There's a 1000 words worth of description....

@krupo @davidho GREAT! Now all I have to do is fight the other neighbours each night for the use of one of the three lampposts servicing 36 cars :)

@fletch49er @davidho funny but no, installations will scale with demand.

Real world proof: see this screenshot from just one small slice of Montreal, as of right now.

Legend: Grey means all ports in use. Green is available. Orange is high speed (DCFC Level 3)

@krupo @davidho UK will take another half century until it is anywhere near that level 🤣🤣
@davidho One of the advantages of LED streetlights was a reduction in energy consumption. This defeats that.
Electric vehicles don’t save energy: net effort to move mass is the same.
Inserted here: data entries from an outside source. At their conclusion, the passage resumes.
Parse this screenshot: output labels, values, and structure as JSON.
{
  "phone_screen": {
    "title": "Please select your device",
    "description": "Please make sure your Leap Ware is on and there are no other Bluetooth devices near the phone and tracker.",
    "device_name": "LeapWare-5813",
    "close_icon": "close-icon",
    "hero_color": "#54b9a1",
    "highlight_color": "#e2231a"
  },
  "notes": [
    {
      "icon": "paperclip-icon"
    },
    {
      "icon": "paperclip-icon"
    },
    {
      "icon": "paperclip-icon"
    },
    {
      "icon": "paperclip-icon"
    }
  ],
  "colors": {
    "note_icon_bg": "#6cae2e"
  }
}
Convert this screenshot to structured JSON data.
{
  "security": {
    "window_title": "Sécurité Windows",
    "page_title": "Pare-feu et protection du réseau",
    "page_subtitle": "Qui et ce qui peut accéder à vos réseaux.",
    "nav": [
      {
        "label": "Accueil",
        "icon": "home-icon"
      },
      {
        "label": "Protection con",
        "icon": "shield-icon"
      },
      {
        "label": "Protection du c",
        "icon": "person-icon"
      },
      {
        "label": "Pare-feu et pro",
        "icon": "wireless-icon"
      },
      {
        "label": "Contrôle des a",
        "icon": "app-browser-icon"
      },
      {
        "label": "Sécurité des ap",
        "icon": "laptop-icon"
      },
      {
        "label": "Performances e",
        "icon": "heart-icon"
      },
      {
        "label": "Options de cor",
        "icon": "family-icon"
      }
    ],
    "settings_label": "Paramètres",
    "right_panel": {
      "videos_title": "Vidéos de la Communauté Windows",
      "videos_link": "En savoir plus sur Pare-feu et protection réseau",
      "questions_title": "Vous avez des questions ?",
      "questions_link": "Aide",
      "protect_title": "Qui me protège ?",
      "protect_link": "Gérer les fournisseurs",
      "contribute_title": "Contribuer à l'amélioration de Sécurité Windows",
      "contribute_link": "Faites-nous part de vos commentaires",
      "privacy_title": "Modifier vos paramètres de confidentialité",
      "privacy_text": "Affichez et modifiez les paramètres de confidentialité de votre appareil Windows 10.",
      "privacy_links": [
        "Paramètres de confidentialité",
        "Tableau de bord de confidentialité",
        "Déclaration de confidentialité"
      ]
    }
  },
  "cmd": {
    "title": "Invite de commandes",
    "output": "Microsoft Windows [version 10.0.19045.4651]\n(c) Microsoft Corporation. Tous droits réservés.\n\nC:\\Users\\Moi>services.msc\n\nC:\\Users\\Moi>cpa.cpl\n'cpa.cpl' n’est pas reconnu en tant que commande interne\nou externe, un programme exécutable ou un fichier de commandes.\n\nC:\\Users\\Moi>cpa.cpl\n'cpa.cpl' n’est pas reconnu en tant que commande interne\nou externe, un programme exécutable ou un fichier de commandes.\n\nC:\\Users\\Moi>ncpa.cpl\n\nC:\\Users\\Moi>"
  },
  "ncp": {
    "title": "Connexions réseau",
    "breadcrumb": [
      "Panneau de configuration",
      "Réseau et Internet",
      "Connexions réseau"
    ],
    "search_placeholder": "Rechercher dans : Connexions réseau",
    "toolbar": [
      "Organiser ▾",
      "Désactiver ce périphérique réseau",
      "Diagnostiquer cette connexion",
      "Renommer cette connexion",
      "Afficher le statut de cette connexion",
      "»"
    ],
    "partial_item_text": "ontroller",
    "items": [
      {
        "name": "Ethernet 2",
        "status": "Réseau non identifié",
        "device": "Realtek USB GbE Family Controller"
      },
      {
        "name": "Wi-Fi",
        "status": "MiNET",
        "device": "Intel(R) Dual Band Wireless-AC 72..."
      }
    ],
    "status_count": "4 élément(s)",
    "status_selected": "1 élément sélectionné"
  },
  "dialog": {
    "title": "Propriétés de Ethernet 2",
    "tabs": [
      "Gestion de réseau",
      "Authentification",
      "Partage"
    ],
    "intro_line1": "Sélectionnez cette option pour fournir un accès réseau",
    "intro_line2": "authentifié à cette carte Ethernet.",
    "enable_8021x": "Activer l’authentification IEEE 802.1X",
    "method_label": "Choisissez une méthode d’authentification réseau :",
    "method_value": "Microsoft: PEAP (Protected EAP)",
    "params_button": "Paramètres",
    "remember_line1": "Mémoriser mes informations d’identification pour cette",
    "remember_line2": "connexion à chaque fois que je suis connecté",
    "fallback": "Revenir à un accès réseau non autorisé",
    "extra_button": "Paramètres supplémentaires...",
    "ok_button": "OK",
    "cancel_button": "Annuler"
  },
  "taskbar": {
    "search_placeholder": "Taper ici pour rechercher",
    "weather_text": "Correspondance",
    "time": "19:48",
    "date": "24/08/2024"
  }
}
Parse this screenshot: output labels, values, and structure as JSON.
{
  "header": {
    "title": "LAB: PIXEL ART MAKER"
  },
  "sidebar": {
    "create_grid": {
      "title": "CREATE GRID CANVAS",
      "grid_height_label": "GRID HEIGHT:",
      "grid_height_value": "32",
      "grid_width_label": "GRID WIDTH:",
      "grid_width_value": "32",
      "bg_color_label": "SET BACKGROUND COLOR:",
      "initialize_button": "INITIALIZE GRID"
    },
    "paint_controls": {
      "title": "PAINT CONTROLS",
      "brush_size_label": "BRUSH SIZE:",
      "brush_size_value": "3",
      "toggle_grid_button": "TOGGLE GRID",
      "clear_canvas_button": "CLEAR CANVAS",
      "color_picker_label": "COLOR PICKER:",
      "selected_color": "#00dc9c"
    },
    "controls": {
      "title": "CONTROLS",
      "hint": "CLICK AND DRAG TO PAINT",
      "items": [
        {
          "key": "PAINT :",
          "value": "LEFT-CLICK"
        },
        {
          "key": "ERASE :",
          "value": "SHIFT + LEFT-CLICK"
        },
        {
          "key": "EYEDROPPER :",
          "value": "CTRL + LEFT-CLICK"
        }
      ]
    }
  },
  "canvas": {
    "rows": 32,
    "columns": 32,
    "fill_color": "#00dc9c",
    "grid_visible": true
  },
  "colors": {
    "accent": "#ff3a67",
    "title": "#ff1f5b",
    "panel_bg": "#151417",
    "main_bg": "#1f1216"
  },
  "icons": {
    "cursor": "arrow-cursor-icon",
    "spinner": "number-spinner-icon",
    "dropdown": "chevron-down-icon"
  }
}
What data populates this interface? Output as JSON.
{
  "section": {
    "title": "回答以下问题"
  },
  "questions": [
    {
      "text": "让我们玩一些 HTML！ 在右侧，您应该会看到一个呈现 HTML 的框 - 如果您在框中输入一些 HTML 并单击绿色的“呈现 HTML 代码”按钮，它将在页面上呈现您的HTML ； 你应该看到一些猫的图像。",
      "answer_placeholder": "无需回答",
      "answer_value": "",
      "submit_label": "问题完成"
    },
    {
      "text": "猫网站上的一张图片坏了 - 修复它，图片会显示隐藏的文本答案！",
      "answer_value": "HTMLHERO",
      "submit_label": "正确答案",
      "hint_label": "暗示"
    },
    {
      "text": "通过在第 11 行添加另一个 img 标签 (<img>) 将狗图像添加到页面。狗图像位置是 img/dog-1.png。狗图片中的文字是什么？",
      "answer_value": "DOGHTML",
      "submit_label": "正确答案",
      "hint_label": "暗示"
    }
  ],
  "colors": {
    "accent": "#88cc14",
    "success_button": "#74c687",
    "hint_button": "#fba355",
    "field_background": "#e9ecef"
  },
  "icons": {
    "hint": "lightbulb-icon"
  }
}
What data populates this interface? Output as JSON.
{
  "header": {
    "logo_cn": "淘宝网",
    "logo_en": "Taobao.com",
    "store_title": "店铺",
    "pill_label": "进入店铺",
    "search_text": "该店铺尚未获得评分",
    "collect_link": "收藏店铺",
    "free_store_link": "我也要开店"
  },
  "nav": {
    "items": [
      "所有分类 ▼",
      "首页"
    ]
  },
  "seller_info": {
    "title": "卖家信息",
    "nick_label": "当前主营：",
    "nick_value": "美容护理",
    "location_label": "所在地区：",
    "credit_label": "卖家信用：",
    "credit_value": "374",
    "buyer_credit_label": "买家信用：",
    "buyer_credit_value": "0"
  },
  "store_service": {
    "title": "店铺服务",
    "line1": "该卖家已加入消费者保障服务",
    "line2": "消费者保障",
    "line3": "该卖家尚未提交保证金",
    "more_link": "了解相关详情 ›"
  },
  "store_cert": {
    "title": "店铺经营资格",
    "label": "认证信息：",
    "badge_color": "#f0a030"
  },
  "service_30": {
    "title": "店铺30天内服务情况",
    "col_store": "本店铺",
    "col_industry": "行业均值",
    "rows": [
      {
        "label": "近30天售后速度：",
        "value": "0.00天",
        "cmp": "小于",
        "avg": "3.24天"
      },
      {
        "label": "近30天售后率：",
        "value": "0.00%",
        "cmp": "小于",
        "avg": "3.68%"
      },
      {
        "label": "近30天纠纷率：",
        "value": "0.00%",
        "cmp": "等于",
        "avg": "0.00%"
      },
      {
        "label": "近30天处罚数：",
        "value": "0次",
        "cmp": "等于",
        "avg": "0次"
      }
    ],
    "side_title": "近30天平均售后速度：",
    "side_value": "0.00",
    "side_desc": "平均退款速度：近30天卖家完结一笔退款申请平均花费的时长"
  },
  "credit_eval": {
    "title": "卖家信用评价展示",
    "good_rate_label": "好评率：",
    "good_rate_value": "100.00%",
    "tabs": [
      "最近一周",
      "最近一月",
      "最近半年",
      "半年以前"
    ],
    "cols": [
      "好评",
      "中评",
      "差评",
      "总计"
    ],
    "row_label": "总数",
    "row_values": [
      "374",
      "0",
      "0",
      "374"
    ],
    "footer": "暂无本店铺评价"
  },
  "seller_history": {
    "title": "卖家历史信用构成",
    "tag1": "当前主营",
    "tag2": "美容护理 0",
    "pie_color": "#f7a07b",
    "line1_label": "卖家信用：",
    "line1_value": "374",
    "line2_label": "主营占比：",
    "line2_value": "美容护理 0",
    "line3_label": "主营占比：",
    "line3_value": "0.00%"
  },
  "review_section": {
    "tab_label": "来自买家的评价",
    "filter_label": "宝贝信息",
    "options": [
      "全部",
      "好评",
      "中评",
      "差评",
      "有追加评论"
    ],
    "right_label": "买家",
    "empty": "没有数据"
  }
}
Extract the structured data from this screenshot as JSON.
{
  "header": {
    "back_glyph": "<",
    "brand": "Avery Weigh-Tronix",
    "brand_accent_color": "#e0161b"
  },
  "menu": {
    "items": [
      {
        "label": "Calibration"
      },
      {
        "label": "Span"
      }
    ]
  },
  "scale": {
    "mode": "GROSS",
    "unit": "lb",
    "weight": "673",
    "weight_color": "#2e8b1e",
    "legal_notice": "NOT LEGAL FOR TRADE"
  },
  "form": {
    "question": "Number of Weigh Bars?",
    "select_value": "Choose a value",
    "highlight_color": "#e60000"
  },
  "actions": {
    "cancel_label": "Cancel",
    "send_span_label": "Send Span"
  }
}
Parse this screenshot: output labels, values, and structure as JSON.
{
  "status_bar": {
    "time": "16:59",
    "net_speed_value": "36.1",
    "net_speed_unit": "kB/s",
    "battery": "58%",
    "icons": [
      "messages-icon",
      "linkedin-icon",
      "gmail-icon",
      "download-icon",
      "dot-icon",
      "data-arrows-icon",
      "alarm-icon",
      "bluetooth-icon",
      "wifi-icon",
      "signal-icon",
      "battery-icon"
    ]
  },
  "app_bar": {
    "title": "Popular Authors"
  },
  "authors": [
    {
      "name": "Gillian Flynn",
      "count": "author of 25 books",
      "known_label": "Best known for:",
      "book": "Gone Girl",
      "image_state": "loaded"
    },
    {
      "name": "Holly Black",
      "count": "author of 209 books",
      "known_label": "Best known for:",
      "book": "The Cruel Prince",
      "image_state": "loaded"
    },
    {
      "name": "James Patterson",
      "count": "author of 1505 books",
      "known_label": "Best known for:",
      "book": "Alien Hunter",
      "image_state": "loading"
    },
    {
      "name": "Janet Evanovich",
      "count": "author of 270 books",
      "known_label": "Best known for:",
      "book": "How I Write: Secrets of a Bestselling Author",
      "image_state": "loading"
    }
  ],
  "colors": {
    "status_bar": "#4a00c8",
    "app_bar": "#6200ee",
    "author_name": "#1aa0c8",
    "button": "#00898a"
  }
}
Except the energy now comes from a large generator somewhere with generating losses and transmission losses. What generates the electricity? Coal, oil, natural gas? Nuclear? Solar? Wind? Does it pollute as much as a gasoline car with emission controls? System level impact? Think!
@bouriquet @davidho The same goes for ICE cars: How much fuel and electricity had to be burnt for your petrol to get to your local pump? To get cracked in the refinery? Oil to be transported to the refinery? And drilled out of the earth? And your car then throws away at least 60% of that energy away in a super-inefficient combustion engine ! Think!
@theron29 @davidho And one more question: what is the impact of lithium mining, transport and refining of the lithium, recycling (we hope)of the spent battery pack and replacing it with a new one?
Nothing is perfect. But which has less overall impact on the Earth as we know it today?
Will electricity companies have enough generating capacity if we all switch from ICE?
@davidho In many cities, including Berlin, the street lights were mostly powered by gas. When they replaced the gas burners with LEDs, they used very flimsy single-phase cabling that's OK for a few LEDs, but not at all for charging vehicles. That's why Ubitricity comes from Berlin, but has installed their system mostly in London…
@davidho this should also be a good scheme for charging phones, if you’re willing to lean against a lamp-post for about half an hour, using Qi2 (when Qi2 finally emerges as a thing)

@davidho Sorry to say that EV are part of the problem, not part of the solution.

Cities should be focusing on active travel and public transport.

@davidho Yup, doesn't even need to be a fast charger - most cars are parked more than they're driven, so even 240V@ 10A (2kW) is plenty. For most small electric cars (50kW battery), that's a 1/3rd of a charge during a regular 8 hour work day, or 50% of a charge for a 12 hours overnight.

Nevermind the benefits of Vehicle-to-Grid (V2G) if that were enabled... Pay car owners to use 20% of their car's capacity when there's a peak demand for power, and top it up by morning. :)

@davidho I assume, this will be very slow AC charging.
@davidho LED street lamps have efficacy of 130-160 lm/W
Sodium street lamps have 200 lm/W
What do you mean by energy intensive lamps?